Domestic abuse is making observing the lockdown difficult in Latin America

A spike in calls to helplines suggests a rise in domestic abuse, in a region where almost 20 million women and girls suffer sexual and physical violence each year, reports Reuters. In cities from Buenos Aires to Mexico City, Santiago, São Paulo and La Paz, families and individuals have been confined in their homes in an unprecedented way, often only allowed out for emergencies or to shop for essentials. Prosecutors, victim support teams, women’s movements and the United Nations all say this has caused a rise in domestic violence towards women. They cite increasing numbers of calls to abuse hotlines. In some countries, like Mexico and Brazil, there has been a rise in formal reports of abuse, while in others, including Chile and Bolivia, there has been a drop in formal complaints. Prosecutors and UN Women said the latter was likely not due to a decline in violence, but because women were less able to seek help or report abuse through normal channels.
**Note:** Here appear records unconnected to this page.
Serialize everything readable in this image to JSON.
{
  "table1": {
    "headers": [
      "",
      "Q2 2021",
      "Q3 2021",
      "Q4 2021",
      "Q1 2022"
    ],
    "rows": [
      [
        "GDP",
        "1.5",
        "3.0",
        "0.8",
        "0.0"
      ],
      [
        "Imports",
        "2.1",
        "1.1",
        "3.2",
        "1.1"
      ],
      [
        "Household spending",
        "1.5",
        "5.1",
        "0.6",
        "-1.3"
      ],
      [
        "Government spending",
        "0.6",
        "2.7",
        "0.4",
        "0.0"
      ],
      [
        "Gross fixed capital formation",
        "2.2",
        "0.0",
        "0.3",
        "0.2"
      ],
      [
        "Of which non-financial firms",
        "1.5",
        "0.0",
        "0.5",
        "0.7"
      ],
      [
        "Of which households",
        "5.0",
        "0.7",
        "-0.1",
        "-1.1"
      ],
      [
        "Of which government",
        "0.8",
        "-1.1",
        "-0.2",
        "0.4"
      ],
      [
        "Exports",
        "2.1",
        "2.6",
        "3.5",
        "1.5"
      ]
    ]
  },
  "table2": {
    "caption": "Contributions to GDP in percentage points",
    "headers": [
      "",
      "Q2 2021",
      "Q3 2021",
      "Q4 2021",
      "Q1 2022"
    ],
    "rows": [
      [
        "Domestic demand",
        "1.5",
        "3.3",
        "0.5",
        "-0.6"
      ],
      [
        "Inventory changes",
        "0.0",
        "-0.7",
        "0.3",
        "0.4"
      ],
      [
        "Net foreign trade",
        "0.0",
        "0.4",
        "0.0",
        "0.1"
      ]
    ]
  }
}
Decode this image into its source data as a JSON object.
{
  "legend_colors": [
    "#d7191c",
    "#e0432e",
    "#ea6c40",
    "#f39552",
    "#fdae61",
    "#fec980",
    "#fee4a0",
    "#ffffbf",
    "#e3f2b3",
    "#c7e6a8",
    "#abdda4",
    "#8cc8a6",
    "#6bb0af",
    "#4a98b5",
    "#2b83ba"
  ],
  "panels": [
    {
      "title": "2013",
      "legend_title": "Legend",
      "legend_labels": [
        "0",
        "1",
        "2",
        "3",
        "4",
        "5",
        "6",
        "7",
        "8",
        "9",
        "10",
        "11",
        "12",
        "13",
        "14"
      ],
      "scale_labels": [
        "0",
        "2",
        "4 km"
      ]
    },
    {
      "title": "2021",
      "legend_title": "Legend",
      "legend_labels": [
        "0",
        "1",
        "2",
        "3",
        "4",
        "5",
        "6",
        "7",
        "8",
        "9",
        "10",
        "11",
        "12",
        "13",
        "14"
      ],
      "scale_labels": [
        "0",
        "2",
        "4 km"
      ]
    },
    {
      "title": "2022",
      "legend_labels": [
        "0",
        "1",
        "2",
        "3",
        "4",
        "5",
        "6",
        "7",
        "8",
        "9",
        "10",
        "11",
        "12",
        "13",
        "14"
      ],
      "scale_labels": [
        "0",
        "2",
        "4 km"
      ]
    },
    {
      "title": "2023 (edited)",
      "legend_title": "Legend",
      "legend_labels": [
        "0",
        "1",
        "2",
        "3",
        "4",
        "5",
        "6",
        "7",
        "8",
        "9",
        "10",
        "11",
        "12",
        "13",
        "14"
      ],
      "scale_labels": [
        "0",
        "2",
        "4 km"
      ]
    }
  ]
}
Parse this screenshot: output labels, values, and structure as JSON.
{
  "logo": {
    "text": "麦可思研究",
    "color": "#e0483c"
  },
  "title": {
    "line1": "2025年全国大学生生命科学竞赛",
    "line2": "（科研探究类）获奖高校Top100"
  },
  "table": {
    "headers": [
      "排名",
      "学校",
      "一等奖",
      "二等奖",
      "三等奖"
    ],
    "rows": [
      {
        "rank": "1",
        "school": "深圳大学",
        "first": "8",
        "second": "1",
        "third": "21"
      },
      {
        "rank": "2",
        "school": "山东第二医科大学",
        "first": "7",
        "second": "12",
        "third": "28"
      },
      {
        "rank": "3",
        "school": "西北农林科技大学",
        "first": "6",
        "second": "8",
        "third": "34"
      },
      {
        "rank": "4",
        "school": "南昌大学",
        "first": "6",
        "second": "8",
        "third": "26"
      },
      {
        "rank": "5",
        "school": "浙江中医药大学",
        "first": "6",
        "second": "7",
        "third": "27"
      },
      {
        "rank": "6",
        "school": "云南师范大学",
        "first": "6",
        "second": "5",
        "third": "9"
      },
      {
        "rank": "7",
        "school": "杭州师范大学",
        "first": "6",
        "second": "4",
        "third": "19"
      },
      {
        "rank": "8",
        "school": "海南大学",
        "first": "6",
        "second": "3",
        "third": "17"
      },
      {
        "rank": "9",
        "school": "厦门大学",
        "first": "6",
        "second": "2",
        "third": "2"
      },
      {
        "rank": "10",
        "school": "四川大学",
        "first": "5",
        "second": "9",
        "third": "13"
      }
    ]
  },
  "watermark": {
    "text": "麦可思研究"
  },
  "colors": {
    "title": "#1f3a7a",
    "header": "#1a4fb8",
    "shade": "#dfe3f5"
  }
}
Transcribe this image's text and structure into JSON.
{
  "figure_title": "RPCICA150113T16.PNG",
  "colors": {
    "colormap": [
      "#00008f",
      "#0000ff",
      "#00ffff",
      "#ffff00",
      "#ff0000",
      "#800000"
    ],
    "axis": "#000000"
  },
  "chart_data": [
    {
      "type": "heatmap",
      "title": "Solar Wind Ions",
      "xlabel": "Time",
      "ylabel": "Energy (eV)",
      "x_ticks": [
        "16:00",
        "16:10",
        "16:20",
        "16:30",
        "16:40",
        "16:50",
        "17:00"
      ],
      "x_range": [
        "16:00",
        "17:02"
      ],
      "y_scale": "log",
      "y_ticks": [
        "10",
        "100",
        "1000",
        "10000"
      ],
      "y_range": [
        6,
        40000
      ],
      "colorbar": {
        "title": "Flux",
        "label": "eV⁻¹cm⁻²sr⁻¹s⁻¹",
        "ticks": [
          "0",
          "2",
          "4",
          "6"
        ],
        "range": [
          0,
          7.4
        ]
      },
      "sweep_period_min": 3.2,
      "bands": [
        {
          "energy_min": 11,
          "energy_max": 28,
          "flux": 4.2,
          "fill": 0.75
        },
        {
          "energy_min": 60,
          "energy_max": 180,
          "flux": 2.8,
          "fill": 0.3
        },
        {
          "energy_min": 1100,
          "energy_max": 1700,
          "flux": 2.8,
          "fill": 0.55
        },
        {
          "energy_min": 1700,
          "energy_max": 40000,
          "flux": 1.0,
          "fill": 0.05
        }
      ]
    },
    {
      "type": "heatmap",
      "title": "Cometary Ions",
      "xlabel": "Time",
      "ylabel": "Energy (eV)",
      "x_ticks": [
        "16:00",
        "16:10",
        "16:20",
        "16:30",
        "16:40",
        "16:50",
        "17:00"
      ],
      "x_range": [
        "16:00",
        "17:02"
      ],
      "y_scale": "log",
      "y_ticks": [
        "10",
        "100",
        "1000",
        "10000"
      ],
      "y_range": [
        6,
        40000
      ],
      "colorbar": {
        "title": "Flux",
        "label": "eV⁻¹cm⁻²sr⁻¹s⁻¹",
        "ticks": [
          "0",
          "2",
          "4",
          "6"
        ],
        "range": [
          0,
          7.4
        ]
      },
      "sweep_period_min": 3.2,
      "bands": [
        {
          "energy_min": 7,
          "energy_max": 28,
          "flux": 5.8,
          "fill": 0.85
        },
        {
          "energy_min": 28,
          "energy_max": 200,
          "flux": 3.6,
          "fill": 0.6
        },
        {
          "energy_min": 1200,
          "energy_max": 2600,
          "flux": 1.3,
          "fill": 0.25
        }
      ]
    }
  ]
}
A pandemic in its own right Rising concern over domestic abuse has been global, with fears victims are being silenced in Italy, calls for help from women rising in Spain, and systems to prevent child abuse in the United States hampered by the lockdown. In Latin America, the fear is that violence against women that was already prevalent is being exacerbated further. The region has seen huge marches and strikes by women over the last year against male aggression and abuse. In Brazil’s Sao Paulo state, which has been hit hardest by the pandemic and imposed sweeping isolation measures, there was a 45% jump last month in cases of violence against women where police were dispatched, compared to a year earlier. In Mexico, complaints to police of domestic violence rose around a quarter in March against a year earlier, official data show.

Domestic violence “seems to be another pandemic,” said Lucía Vassallo, a film maker whose documentary “Line 137” looks at the issue.